Sex Differences and Mental Rotation

Can you tell which shape is the same as the one underlined?

Can you tell which shape is the same as the one underlined?

Spacial skills, specifically mental rotation, is a field of research that is full of questions pertaining to gender. Are men better at this than women? Are they the same? I found this Australian article by chance after googling “mental rotation.” It claims that women, specifically heterosexual women, are the worst at reading and deciphering maps. The hierarchy goes as follows from “best” to “worst”: heterosexual males, bisexual males, homosexual males, homosexual women, bisexual women, and finally, heterosexual women.

The way this article is phrased, it says that men and women’s ability to do mental rotation tasks is fundamentally different.  Unfortunately, this site did not have the study in question cited anywhere so I couldn’t find it to read it over myself, but it sounds pretty biased to me. Just saying. Anyways, there has been previous research that I have found to support that men, in general, are slightly better at spatial tasks than women, in general. However, research shows that this is probably not something that is inherently fixed in one’s sex or gender. One article says it has a lot to do with the gendered ways that we grow up. For example: boys are typically given trucks and Legos, which are geometrically shaped. Girls are not typically given these types of things. These gendered toys may be a major cause in this problem. This all leads me to conclude that if men are typically better at mental rotation than women it is because they have been doing it longer.

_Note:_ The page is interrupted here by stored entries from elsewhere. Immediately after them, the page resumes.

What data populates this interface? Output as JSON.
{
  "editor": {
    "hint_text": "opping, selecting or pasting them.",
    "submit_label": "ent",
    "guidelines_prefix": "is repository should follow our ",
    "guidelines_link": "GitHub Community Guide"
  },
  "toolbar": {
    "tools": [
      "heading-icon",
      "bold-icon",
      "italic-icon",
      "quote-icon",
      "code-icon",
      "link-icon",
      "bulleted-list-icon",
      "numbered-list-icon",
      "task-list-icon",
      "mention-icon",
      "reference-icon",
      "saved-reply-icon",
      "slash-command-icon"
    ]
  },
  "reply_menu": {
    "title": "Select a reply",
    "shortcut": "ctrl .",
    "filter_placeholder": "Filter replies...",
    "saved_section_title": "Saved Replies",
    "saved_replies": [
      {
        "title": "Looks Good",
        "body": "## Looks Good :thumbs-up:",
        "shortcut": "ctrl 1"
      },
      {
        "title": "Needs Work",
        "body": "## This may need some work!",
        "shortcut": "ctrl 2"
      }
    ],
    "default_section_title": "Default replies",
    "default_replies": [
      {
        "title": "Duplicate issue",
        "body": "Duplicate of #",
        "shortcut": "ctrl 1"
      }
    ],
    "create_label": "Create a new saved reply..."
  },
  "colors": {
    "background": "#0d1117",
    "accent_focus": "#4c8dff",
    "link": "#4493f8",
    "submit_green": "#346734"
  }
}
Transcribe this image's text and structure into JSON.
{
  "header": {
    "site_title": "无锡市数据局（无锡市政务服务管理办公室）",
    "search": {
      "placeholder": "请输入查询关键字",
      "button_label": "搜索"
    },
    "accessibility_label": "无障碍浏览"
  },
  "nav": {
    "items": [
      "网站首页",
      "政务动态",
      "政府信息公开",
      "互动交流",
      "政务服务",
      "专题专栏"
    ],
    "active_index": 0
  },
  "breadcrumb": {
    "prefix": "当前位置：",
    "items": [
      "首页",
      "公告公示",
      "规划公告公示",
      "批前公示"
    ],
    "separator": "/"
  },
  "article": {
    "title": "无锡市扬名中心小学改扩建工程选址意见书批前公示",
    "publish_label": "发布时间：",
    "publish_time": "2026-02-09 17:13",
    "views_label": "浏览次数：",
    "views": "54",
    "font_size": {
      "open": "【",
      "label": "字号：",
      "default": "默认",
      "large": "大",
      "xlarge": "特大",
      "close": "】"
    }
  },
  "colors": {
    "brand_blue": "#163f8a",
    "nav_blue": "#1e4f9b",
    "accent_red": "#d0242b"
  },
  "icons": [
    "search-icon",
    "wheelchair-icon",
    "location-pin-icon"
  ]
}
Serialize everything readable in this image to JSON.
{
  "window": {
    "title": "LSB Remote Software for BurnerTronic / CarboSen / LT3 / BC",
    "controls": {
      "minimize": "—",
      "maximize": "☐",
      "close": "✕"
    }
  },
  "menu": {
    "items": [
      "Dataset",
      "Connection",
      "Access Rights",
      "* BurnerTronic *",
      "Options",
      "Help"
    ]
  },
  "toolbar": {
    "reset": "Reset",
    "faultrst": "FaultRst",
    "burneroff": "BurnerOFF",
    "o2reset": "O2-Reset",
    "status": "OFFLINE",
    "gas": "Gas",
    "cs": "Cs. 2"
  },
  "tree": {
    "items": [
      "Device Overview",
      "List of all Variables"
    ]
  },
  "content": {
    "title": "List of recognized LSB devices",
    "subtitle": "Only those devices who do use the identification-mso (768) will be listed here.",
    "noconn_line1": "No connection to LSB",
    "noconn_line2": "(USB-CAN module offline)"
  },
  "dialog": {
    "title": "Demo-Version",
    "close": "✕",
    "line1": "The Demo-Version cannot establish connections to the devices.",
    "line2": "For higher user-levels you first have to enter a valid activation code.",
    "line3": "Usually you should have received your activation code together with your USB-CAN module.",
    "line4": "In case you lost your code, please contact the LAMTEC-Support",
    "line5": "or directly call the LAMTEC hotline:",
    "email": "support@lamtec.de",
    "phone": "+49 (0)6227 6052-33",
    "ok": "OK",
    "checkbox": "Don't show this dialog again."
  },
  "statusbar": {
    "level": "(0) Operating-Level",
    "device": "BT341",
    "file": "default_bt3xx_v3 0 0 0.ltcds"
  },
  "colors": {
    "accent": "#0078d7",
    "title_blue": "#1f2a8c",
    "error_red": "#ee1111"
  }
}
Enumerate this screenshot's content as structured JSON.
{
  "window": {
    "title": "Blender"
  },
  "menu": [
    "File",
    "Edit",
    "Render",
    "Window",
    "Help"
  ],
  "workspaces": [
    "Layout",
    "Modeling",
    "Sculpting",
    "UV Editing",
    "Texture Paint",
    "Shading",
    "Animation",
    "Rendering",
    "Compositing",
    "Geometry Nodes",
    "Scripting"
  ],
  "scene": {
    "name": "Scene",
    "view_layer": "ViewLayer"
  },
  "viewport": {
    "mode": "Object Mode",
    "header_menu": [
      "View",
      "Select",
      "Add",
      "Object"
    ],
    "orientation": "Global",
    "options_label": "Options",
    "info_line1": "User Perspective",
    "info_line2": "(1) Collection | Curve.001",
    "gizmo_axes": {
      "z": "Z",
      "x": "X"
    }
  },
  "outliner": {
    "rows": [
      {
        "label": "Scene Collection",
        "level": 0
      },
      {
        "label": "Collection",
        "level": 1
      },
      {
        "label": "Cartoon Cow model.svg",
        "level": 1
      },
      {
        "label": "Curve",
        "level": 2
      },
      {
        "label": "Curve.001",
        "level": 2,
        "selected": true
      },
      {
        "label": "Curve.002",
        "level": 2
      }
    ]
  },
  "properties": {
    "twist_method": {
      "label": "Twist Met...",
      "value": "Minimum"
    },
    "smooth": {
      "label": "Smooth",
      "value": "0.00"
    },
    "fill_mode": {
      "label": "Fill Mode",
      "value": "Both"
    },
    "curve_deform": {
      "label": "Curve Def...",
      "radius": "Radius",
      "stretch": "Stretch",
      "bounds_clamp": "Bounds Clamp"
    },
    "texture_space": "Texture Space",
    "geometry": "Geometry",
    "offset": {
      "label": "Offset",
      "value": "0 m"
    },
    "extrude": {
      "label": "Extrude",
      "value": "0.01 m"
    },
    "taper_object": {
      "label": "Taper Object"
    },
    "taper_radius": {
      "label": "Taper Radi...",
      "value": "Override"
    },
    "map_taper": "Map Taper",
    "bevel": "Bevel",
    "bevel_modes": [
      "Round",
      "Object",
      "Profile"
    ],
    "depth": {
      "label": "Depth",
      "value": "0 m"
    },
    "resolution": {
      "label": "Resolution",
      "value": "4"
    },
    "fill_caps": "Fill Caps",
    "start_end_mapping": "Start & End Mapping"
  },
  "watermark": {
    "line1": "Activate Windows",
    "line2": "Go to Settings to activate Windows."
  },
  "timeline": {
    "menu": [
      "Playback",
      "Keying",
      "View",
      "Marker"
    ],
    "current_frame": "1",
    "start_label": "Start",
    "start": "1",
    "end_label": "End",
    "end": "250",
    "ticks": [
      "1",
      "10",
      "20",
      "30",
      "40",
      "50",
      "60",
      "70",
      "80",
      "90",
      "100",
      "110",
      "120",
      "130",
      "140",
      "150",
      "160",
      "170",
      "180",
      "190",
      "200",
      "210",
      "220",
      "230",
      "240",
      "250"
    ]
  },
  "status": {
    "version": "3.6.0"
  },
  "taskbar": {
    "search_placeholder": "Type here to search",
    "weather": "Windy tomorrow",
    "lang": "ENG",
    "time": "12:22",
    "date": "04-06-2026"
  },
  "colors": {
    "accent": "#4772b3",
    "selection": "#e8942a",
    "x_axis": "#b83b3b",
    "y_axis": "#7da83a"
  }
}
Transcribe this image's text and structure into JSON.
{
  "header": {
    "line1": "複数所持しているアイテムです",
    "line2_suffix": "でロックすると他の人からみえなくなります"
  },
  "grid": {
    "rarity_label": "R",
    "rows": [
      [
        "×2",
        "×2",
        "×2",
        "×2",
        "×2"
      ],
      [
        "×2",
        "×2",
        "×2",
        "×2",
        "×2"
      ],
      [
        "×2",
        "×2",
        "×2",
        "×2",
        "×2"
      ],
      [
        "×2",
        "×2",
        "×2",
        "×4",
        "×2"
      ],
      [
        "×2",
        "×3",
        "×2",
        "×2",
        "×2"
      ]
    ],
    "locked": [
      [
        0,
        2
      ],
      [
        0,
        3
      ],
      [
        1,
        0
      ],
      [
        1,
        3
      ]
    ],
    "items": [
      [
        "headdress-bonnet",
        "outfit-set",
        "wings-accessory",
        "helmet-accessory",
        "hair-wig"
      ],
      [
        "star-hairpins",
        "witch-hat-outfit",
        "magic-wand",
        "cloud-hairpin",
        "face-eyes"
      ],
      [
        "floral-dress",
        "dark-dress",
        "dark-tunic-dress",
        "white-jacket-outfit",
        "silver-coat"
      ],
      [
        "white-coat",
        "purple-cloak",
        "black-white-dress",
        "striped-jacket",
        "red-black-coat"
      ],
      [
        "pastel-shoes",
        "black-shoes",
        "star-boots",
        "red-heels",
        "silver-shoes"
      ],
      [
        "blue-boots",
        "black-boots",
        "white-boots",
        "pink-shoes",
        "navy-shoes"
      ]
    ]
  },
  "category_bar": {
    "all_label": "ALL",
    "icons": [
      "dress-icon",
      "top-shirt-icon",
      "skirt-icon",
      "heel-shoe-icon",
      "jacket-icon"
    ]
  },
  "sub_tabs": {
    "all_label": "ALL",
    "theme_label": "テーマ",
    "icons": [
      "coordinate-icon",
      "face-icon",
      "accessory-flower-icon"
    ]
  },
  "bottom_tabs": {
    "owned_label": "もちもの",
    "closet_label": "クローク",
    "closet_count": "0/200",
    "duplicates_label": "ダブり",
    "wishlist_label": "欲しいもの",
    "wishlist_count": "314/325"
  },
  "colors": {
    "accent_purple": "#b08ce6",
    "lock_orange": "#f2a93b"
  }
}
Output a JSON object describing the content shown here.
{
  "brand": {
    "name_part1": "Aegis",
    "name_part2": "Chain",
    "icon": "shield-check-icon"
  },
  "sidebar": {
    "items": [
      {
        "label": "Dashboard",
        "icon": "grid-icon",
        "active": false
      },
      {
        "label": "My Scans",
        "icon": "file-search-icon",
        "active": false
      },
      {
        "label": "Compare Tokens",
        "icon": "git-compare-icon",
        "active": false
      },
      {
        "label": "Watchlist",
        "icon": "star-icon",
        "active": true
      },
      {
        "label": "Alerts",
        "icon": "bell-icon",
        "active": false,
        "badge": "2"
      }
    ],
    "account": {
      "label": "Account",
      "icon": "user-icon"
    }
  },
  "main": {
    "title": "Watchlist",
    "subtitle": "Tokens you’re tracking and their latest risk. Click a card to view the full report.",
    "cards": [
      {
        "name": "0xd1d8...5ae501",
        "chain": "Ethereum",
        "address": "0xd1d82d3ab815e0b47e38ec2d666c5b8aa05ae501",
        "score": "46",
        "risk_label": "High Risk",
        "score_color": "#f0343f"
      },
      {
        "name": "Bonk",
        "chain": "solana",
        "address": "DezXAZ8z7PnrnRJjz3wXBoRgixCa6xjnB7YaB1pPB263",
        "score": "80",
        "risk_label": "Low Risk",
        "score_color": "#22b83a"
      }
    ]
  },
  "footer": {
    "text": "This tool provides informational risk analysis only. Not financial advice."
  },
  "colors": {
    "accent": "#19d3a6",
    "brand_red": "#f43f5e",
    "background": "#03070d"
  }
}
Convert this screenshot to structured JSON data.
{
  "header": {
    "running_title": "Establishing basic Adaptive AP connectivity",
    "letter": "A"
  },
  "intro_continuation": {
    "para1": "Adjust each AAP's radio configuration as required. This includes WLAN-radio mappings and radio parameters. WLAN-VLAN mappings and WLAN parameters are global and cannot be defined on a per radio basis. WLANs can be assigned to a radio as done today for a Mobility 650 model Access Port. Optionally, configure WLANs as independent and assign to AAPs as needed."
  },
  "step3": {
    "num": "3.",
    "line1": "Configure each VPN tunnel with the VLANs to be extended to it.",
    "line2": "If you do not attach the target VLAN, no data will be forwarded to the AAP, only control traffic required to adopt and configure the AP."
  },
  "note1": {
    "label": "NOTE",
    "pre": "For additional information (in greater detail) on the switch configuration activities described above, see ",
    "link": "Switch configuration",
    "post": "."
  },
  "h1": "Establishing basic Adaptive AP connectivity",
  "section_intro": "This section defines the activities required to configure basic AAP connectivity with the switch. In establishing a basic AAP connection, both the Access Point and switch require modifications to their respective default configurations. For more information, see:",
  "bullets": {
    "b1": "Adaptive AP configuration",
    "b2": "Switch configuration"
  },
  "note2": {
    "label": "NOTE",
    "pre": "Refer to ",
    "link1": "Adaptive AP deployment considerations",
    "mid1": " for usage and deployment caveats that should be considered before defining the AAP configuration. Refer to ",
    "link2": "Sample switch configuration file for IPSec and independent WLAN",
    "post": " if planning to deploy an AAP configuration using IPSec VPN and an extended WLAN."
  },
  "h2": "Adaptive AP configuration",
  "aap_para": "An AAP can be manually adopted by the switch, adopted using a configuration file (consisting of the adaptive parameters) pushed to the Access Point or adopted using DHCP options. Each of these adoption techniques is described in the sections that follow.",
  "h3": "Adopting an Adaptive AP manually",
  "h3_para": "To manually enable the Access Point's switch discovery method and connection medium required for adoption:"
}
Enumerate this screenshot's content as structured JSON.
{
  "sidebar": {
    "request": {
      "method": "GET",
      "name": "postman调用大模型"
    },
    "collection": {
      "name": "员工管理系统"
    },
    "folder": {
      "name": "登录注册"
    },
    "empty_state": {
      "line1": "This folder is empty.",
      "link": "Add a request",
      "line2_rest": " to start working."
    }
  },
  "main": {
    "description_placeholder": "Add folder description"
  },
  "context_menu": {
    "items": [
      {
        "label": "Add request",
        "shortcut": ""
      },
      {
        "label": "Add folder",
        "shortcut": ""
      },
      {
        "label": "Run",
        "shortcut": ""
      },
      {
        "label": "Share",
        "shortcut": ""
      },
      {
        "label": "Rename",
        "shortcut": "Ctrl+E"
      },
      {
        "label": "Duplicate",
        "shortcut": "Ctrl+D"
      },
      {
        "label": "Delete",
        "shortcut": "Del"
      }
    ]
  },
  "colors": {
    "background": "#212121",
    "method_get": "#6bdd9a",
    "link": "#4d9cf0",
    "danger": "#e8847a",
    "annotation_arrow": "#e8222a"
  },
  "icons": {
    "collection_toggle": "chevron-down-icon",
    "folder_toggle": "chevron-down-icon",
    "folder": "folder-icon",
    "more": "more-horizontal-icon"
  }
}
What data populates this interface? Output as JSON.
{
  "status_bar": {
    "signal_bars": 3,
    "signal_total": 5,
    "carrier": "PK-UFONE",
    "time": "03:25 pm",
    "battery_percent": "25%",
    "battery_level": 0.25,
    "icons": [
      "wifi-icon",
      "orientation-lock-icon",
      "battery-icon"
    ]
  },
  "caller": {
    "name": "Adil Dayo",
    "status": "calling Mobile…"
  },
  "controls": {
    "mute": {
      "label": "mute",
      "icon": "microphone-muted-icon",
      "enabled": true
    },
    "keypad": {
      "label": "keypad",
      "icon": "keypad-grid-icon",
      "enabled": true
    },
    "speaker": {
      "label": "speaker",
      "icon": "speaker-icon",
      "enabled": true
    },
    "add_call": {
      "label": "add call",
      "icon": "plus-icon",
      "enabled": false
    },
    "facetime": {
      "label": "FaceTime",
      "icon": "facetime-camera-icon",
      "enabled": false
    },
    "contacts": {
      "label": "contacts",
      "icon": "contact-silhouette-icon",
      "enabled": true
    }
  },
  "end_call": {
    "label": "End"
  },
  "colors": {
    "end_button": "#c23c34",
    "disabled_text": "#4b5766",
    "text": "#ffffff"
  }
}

So why is mental rotation even important at all? Some speculate that it may improve one’s ability to dance or play a musical instrument. This would mean that it has a hand in one knowing where and how their body moves through space basically. However, this field needs some more research. Some other simple tasks that mental rotation helps us with every day is to recognize people from different angles. Say you see someone from the side and you don’t recognize them as being your roommate, a person you typically see quite often. The example listed in the first article I mentioned leads to possibly the most important use of mental rotation, which is the ability to read and make sense of maps. We are lucky to live in a society that has some high tech gadgets, such as GPS, that make map reading nearly a thing of the past. However, the ability to find your way in the wilderness if there is no satellite signal is probably a good skill to have. Realizing that you know the person standing to the side right next to you is also a good thing.

So how do we fix this? Good news: mental rotation is a skill that can be taught and learned. One study in particular talks about how video games enhanced female participant’s mental rotation skill to a point where it was equal to men’s in a very short amount of time, about ten hours. In fact, there are many different studies that advocate video games as a way to improve one’s spatial reasoning skills. Some other articles mention that sports are a good way to help boost these spatial skills.

As a woman who always shunned dolls and embraced Legos and Lincoln Logs (does anyone know what those are anymore??), who loves to play video games, from Bioshock to Minecraft to Dota 2 (judge me if you will, I don’t mind), who plays multiple instruments, never danced but did participate in rigorous gymnastics until I was 14, and a participator in my high school field hockey team and horseback riding ever since I can remember anything else in my life, I would hope very much that my spatial and mental rotation skills would lead me to become a fabulous map reader if need-be.

Now that’s what I’m talking about.

By the way, the answer to the first picture is number 4.